Metabolic-based prediction model in tomato and blueberry. The weighted correlation network analysis of tomato and blueberry metabolites and their clusters is based on biochemical classification. Eighteen statistical and machine learning methods were used to predict fruit flavor based on its chemistry.
As described by the authors, the use of metabolomic selection is an excellent complement to a molecular breeding program since this enables quantitative trait loci (QTL) mapping or genome-wide association studies. As such, the flavor-related metabolites identified by metabolomic selection could be used to identify the causal genes (or at least the genetic locus) that influence their abundance level and create markers for molecular breeding. Indeed, a legion of studies has been published across a wide range of crop species in which metabolic QTL or gene associations have been assessed (
10,
11). That said, while many of these have additionally assessed yield-associated traits, the linkage of this information to the perception of taste or alternatively, to health benefits following consumption remains relatively scarce. Given that metabolite traits often display large variability and low heritability and are subject to complex interaction effects (
12,
13), gaining success in modifying compositional traits involved in either taste or nutrition relies deeply on identifying the correct metabolite targets. The integration of metabolomic selection with marker-assisted selection provides a powerful route to ensure that this identification is correct. While linear regression, random forest models, and partial least square regression methods have been recorded to have variable success in predicting flavor (
12,
14,
15), the machine learning models employed by Colantonio et al. (
4) displayed superior performance over these methods, irrespective of the fruit or trait to which they were applied.
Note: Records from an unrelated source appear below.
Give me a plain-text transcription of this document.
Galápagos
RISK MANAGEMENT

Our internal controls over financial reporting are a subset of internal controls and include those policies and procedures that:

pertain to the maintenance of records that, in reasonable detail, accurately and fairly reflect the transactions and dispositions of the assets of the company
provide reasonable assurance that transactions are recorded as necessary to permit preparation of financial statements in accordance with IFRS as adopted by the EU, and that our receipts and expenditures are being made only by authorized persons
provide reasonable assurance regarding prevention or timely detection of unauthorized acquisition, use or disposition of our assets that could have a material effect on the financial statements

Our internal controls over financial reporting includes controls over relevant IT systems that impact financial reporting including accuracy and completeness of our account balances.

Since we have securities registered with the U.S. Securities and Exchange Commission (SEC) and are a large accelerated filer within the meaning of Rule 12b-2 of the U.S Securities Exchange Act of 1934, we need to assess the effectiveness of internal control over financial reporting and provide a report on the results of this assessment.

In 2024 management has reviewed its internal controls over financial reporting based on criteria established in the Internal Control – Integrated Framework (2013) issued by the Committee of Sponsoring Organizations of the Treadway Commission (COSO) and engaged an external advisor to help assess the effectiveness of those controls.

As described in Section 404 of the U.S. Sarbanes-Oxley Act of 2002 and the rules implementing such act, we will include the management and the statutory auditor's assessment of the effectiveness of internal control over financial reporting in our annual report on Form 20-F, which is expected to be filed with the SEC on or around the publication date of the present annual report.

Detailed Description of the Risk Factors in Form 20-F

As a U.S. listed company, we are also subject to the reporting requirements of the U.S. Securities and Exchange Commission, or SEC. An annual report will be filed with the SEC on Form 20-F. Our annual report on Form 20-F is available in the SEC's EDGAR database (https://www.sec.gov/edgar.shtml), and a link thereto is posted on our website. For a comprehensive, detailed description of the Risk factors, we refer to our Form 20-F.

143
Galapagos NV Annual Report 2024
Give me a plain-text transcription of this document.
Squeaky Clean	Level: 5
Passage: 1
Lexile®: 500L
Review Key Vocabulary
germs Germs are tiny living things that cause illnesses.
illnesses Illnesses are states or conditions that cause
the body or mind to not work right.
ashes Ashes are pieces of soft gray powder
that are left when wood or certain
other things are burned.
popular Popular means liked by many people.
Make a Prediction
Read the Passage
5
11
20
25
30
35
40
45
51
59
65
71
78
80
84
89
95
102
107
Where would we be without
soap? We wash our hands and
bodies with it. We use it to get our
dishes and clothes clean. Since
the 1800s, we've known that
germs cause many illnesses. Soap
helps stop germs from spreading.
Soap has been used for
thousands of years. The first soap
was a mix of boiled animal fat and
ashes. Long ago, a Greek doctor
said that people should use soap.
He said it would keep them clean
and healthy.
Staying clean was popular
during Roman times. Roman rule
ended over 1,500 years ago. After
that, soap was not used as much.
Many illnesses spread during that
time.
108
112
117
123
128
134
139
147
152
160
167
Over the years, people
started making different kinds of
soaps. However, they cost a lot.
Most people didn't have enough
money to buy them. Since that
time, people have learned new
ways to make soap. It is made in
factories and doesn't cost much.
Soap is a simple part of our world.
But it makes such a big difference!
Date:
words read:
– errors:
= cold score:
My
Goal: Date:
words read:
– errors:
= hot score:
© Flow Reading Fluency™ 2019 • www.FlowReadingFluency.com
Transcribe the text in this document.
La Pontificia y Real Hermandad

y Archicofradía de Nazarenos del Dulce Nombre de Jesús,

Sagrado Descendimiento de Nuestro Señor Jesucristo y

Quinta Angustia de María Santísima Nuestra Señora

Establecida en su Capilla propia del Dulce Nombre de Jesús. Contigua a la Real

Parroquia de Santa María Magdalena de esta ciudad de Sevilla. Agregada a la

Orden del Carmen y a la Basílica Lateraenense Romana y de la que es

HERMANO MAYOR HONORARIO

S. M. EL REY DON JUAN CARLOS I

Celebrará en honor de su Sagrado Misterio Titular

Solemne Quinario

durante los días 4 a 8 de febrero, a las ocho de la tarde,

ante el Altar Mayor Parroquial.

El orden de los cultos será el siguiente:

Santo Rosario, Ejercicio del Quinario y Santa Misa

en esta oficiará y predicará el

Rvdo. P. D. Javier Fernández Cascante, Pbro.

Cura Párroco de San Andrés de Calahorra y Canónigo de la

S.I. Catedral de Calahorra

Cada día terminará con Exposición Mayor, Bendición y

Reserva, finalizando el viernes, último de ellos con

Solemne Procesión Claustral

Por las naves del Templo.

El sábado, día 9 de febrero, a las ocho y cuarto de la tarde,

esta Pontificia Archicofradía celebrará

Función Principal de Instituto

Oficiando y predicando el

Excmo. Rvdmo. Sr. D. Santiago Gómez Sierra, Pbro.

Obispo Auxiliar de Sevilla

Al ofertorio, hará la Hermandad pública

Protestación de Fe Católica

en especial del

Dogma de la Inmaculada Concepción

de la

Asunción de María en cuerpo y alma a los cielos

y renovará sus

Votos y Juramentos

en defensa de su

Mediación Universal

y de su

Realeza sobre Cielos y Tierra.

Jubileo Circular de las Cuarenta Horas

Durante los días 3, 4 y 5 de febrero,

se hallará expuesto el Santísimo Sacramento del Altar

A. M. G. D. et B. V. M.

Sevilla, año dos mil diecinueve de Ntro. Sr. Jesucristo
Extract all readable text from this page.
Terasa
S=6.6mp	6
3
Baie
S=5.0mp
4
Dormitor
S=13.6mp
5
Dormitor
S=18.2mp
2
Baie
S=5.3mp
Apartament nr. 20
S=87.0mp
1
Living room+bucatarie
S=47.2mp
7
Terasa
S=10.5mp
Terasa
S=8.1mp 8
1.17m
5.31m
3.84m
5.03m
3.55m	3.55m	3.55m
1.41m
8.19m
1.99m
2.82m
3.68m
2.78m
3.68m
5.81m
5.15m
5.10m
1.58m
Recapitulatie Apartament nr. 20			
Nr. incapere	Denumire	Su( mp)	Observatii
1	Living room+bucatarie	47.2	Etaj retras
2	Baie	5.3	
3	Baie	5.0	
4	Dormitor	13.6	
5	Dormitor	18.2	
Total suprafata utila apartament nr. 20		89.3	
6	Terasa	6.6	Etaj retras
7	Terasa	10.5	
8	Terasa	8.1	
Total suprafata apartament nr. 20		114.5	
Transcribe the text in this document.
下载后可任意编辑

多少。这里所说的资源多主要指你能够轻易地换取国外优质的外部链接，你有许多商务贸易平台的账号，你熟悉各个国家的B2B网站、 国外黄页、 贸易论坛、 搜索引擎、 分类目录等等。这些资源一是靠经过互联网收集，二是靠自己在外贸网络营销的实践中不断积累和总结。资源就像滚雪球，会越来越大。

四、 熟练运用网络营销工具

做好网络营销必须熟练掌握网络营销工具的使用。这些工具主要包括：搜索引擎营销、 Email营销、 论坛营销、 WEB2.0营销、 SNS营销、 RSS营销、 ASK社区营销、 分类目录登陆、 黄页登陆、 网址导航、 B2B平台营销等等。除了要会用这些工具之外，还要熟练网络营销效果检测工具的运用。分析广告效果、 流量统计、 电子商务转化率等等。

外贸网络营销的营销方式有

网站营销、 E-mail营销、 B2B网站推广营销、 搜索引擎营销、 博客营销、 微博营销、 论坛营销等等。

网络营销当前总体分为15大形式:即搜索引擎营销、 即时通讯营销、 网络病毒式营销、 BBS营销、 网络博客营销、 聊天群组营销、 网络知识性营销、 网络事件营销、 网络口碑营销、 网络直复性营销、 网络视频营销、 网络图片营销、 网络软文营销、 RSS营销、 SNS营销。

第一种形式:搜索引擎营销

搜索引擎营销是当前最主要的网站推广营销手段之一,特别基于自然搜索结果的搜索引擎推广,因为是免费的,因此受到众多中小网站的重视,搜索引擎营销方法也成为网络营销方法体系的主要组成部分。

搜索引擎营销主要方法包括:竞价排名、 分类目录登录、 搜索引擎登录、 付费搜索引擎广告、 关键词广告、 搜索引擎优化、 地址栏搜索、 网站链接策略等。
The idea of metabolomics-assisted breeding has long been postulated (
16); however, for this purpose, its cost was often deemed an insurmountable barrier. Taken alongside the rapid development of metabolomics technologies and in particularly, their increased coverage (
17), the results of Colantonio et al. (
4) suggest that when coupled with machine learning, this may no longer be the case. Computation will be a major driver in this process as well as in the perspective use of this approach to improve dietary-based aspects of human health. It can be anticipated that these advances will pave the way to knowledge-informed breeding of both tastier and more nutritious food.